Die Inflationsrate der vergangenen zwölf Monate kletterte im Mai auf 4,2 Prozent – den höchsten Stand seit drei Jahren. Als wesentlicher Treiber dieser Entwicklung gelten die Auswirkungen des Iran-Krieges. Damit liegt die Teuerungsrate deutlich über dem Zielwert der Federal Reserve von zwei Prozent, was die Notenbank unter Druck setzt, geldpolitisch gegenzusteuern.
Trumps Optimismus trifft auf harte Realität
Trump selbst gibt sich zuversichtlich: Er erwartet einen raschen Rückgang der Inflation, sobald der Iran-Krieg endet. Doch Ökonomen und Marktbeobachter warnen, dass sich die Preise als weitaus hartnäckiger erweisen könnten, als der Präsident behauptet. Historisch gesehen lässt sich einmal entfachte Inflation selten so schnell wieder eindämmen, wie politische Entscheidungsträger es sich wünschen.
Genau hier liegt das eigentliche Problem für die Finanzmärkte. Wenn die Inflation hoch bleibt, ist die Federal Reserve gezwungen, die Zinsen anzuheben, um die Preisstabilität wiederherzustellen. Höhere Zinsen verteuern Kredite für Unternehmen und Verbraucher gleichermaßen – und drücken typischerweise auf die Bewertungen von Aktien.

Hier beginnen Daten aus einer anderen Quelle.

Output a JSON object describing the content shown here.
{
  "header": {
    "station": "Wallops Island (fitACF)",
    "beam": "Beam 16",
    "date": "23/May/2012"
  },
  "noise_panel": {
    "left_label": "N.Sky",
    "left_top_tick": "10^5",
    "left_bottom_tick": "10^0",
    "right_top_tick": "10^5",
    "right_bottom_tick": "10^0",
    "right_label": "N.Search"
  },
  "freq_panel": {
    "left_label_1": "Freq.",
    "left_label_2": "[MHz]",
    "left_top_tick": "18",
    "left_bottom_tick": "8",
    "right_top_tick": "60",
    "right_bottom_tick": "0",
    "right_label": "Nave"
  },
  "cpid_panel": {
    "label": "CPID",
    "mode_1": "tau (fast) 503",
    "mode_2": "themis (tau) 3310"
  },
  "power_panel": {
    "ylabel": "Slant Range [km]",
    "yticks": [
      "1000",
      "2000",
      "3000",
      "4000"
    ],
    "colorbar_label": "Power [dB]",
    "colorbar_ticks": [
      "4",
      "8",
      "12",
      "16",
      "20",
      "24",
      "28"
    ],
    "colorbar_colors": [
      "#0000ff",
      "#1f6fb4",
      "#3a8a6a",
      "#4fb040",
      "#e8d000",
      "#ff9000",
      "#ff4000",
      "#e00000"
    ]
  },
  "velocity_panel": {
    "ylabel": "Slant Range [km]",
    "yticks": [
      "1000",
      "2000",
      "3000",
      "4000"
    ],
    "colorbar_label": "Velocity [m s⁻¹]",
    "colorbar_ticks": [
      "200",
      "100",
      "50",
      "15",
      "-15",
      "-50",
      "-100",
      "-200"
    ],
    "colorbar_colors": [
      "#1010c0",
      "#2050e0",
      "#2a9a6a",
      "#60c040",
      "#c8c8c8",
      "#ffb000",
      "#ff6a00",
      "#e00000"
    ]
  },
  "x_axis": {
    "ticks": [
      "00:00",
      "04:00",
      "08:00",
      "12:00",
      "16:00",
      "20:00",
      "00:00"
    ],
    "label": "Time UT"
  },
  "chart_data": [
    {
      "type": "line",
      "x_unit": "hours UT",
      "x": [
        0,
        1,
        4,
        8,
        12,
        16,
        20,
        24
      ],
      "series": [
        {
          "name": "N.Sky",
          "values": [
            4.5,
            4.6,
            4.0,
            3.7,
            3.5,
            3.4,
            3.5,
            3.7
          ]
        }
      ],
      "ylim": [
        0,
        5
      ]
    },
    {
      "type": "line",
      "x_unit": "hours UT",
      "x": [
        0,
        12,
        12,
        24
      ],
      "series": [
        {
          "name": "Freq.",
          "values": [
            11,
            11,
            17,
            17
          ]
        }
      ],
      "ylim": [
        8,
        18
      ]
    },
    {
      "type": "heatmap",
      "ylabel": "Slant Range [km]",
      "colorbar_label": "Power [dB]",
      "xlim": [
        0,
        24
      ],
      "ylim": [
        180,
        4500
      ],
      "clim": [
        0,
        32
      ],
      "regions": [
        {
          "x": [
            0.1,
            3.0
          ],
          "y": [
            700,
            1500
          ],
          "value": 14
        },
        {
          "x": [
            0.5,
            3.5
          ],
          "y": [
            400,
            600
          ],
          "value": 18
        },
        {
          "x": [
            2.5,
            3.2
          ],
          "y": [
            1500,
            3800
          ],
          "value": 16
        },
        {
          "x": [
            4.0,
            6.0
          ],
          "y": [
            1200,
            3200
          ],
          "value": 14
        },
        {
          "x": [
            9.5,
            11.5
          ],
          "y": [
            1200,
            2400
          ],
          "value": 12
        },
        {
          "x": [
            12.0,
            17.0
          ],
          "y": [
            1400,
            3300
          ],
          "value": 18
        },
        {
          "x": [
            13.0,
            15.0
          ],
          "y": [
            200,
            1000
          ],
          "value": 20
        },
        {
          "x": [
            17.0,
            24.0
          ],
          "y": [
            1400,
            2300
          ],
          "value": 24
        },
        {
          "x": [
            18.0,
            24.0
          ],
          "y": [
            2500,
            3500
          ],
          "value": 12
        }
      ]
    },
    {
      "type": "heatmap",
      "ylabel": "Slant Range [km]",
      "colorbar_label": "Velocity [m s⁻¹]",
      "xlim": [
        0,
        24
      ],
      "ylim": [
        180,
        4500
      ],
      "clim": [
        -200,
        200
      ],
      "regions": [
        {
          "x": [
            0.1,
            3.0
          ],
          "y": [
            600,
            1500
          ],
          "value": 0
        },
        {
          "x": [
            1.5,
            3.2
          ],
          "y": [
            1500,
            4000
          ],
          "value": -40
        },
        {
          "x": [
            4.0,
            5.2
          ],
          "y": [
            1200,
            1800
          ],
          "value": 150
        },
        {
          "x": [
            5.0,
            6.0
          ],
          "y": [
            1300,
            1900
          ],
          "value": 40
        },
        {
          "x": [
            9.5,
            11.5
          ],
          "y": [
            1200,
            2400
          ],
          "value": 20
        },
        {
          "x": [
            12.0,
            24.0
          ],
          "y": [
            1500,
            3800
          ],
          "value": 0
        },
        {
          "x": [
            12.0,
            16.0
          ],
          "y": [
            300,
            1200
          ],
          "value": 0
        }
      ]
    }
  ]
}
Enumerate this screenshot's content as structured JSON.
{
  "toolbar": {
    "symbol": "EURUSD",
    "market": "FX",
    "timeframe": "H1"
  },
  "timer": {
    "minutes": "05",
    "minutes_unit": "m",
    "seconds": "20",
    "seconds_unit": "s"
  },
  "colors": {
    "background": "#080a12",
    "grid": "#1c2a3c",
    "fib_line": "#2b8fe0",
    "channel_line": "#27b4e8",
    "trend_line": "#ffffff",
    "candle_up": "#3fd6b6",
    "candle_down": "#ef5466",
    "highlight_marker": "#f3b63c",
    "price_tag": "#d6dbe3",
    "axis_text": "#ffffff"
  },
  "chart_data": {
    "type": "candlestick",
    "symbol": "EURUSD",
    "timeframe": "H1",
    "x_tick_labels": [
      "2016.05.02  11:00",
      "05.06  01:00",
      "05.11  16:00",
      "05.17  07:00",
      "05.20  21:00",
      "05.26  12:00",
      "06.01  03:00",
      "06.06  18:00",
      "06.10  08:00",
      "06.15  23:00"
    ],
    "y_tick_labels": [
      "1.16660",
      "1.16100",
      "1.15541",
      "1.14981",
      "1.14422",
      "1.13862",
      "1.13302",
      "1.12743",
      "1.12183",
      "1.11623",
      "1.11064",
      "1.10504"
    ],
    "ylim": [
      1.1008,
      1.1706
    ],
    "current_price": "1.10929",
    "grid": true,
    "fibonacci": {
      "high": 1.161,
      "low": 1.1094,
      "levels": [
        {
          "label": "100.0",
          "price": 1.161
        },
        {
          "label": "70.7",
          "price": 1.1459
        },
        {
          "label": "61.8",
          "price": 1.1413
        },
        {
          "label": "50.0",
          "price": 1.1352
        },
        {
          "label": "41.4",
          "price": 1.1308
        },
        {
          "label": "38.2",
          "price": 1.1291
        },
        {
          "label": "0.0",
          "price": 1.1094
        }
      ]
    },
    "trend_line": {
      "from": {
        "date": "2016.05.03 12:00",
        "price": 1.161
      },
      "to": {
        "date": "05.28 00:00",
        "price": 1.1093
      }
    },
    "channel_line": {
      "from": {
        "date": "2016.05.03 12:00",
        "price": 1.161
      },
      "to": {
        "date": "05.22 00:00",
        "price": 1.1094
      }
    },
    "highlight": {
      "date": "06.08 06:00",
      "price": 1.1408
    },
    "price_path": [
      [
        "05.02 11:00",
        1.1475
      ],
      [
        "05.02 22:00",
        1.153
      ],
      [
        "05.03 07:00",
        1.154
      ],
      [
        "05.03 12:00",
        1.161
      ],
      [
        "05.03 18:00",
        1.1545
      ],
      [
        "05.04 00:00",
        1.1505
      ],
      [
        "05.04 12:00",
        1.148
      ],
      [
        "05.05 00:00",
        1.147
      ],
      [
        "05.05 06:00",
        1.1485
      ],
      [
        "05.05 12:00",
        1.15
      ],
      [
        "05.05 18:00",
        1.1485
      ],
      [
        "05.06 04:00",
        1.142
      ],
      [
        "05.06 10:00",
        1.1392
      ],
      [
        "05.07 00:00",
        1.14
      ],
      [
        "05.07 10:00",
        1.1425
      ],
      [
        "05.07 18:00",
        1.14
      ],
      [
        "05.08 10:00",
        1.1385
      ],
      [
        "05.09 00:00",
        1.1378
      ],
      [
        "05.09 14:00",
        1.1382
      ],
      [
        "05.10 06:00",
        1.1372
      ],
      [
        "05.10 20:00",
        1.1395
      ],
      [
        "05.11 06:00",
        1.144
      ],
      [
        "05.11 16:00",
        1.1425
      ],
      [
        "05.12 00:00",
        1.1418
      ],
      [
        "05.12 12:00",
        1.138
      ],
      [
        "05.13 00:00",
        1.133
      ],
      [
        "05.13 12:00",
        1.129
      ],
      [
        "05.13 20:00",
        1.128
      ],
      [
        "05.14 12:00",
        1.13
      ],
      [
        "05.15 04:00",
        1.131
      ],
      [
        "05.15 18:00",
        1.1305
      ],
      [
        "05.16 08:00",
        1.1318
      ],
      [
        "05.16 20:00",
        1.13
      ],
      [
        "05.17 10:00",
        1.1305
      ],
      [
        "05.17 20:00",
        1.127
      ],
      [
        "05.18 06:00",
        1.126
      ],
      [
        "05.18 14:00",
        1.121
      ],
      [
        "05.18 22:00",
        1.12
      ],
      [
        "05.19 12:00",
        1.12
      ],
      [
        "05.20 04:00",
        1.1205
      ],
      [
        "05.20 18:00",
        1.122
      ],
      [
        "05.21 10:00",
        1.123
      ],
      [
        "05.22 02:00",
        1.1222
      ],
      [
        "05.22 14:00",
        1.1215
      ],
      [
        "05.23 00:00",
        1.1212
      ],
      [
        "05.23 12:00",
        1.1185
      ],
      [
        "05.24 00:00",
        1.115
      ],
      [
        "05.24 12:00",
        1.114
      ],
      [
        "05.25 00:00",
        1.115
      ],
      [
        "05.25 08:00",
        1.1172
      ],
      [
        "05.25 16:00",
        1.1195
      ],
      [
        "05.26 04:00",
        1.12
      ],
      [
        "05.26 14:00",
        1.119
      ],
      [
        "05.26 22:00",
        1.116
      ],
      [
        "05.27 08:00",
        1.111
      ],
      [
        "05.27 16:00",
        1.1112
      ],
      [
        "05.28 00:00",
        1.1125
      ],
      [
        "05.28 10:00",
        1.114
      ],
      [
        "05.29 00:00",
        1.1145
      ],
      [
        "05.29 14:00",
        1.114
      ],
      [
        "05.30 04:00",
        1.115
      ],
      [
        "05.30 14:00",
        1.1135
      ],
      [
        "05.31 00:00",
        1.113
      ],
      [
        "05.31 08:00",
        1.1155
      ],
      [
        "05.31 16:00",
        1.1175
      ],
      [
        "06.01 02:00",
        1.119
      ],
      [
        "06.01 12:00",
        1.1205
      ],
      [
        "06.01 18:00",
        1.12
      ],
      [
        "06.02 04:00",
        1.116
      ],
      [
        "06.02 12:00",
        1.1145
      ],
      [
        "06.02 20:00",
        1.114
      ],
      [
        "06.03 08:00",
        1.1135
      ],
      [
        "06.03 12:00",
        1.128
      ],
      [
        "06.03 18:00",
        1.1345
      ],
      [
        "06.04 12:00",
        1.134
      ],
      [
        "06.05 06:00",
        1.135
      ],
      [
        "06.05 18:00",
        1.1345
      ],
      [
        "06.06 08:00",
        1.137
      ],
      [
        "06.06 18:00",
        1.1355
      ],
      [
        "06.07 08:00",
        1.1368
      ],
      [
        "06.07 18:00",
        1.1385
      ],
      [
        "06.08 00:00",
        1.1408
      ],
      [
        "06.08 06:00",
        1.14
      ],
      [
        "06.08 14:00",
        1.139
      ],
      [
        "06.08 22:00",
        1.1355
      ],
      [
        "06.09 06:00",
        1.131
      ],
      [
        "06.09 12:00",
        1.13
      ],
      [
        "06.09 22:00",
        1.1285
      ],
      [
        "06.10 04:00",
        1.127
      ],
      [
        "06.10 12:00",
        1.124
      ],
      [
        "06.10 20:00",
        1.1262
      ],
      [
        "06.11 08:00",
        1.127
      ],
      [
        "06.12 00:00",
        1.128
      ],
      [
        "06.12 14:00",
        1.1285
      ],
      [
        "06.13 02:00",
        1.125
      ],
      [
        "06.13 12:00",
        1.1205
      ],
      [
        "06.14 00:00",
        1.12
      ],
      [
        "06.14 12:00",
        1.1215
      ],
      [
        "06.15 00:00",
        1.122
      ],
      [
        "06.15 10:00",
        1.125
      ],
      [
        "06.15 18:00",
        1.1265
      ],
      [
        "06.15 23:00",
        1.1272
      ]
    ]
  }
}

Gefahr für einen historisch teuren Aktienmarkt
Besonders brisant ist die Situation, weil der amerikanische Aktienmarkt derzeit historisch hoch bewertet ist. Ein Umfeld steigender Zinsen trifft einen teuren Markt besonders hart, da zukünftige Unternehmensgewinne mit einem höheren Zinssatz abgezinst werden – was die Kurse unter Druck setzt. Die Aussicht auf Zinserhöhungen der Fed könnte dem Bullenmarkt damit einen schweren Dämpfer versetzen.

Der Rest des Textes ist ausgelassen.